Ídolos y estatuas
En un pasaje de La soga y los ratones, la continuación de sus Antimemorias (que Debolsillo planea publicar próximamente, por vez primera íntegras en castellano), Malraux recuerda que a mediados de los 60, mientras visitaba el entonces recién inaugurado Museo Nacional de Antropología de México, por entonces “uno de los más modernos del mundo”, observó atónito cómo algunos indios circulaban por él llevando flores a unos ídolos que, para ellos –dice Malraux–, “aún no se habían convertido en estatuas”.
Al hilo de esta observación, se pregunta: “¿Y si pudieran depositarse ofrendas en nuestros museos, y los dioses y las tumbas acogiesen aún a sus fieles…?”.
¿Y si igual que se depositan flores en las capillas de las catedrales, fueran a ponerse al pie del 'Guernica' en el Reina Sofía?
Él mismo se responde: “Cuanto vamos resucitando iría recibiendo flores que se convertirían en sustitutas del templo, la catedral o el palacio perdidos”. Y enseguida añade la siguiente consideración: “Sorprendente época ésta, que toma sus estatuas de las antiguas artes funcionales del alma… ¡Hace tantos años que Afrodita es una escultura!… Únicamente a nuestra civilización, a su gusto por lo misterioso y a su rabiosa afición por el pasado, podemos achacarle que el pasado del arte esté lleno a rebosar de ídolos desacralizados, que con tanta fluidez han pasado del más allá de los dioses o de los muertos al del arte”.
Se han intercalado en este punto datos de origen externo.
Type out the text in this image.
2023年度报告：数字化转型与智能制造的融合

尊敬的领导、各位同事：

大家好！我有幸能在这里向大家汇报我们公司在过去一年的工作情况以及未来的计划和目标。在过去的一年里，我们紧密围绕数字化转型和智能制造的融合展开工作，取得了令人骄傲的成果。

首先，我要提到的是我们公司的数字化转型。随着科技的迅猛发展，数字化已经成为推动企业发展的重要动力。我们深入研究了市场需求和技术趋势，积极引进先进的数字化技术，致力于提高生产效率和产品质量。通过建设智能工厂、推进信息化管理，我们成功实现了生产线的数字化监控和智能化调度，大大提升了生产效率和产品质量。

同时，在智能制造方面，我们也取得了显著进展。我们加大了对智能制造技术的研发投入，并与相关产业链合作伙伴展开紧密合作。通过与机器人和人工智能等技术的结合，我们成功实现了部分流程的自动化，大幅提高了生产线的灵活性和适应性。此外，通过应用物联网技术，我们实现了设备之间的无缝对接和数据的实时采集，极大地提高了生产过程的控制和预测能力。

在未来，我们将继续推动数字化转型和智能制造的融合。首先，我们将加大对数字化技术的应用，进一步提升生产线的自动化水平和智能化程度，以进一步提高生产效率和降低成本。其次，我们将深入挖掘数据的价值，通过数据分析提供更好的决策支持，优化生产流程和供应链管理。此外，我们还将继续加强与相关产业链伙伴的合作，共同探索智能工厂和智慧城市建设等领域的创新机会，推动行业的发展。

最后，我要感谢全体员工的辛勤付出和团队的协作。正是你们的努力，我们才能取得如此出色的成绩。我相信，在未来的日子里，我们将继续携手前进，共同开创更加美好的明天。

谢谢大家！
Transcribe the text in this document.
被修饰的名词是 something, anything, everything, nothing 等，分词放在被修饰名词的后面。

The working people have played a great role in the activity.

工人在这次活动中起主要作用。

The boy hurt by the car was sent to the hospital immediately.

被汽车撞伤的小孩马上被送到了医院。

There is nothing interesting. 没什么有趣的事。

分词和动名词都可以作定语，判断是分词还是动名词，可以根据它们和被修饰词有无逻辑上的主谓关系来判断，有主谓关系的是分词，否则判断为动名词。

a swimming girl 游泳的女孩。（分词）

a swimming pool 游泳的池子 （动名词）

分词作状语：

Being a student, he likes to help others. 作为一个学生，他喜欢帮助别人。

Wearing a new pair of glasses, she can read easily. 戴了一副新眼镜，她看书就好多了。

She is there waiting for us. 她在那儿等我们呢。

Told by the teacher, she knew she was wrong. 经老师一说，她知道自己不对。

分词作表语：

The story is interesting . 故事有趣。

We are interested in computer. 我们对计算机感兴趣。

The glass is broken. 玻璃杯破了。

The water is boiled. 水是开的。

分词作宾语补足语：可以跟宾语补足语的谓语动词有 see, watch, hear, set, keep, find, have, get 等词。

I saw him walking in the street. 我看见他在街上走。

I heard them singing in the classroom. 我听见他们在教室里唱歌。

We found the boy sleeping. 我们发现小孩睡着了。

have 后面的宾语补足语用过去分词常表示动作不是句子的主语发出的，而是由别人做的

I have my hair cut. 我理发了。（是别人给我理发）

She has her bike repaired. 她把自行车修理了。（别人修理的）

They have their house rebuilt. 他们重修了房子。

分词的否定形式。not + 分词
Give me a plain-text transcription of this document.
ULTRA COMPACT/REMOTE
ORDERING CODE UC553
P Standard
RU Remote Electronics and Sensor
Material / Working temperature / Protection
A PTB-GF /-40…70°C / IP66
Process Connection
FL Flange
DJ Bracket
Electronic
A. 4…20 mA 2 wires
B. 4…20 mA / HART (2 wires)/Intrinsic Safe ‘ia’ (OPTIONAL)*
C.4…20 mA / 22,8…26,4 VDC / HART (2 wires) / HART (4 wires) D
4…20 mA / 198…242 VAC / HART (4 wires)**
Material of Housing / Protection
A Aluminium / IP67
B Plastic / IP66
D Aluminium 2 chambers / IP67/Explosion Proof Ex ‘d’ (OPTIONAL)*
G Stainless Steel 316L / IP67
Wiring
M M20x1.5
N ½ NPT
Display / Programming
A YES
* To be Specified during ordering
Resulta enormemente sugerente esta sesgada visión de los museos de arte antiguo como cementerios de ídolos y divinidades.
Resulta enormemente conmovedora la imagen de esos indios llevando flores por las salas del Museo Nacional de Antropología de México.
¿Importa que sean ídolos o estatuas?
Al comienzo de Otoño, la primera de las cuatro novelas que componen el Cuarteto estacional de Ali Smith (Nórdica), Daniel Gluck, uno de los personajes que la protagonizan, recuerda haber viajado a París “con una de tantas mujeres que había querido que lo amasen”. La relación no prosperó “por una cuestión de profunda incompatibilidad”, dice. “En el Centro Pompidou le había conmovido tanto la intensidad de una pintura de Dubuffet que se descalzó y arrodilló ante la obra para mostrarle su respeto, y la mujer, que se llamaba Sophie algo, se avergonzó y en el taxi al aeropuerto le dijo que ya era demasiado viejo para descalzarse en una galería de arte, aunque fuese arte contemporáneo”.
¿Y si en lugar de descalzarse hubiera depositado unas flores?
¿Y si del mismo modo que se depositan flores en las capillas de las catedrales o sobre las tumbas de según qué artistas o escritores, fueran a ponerse al pie de la Virgen del Prado de Rafael, en el Museo del Prado, o, por qué no, al pie del Guernica de Picasso, en el Reina Sofía?
En una entrevista que meses atrás hiciera Marcelo Expósito a Manuel Borja-Villel, director del MNCARS, recordaba éste que el Reina Sofía fue antes un hospital, y que cuando se inauguró se criticó mucho que todavía tenía un regusto de arquitectura hospitalaria. “Sin embargo, esta condición de consistir en un lugar para curar tiene en este momento más sentido que nunca. Quizá deberíamos volver a ser un hospital aunque lo seamos de otra manera”, decía Borja-Villel.
Es difícil imaginar en qué sentido piensa Borja-Villel que un museo de arte contemporáneo pueda convertirse en “un lugar para curar”. Sospecho que sus ideas a este respecto miran en una dirección muy distinta, si no opuesta, a aquella hacia la que apunta provocadoramente Malraux en el pasaje citado. Y sin embargo, ¿no podría contarse entre las diferentes estrategias destinadas a “establecer dentro de la institución otro tipo de tiempos y de relación”, como pretende Borja-Villel, la de reconectar al espectador, si no con la experiencia de lo sagrado, sí con cierto grado de la espiritualidad que no han dejado de explorar algunas de las más radicales propuestas artísticas contemporáneas?
Malraux evocaba la anécdota del Museo Nacional de México a propósito de Picasso, acerca del cual dice que cuando hablaba de pintura no quería decir arte ni belleza. “La pintura había capturado la belleza del mismo modo que había capturado la religión, y en épocas prehistóricas ‘ni se sabía lo que había capturado’. A Picasso le bastaba con tener la certeza de que estaba capturando algo del mismo modo que lo habían hecho los pintores de las cavernas”.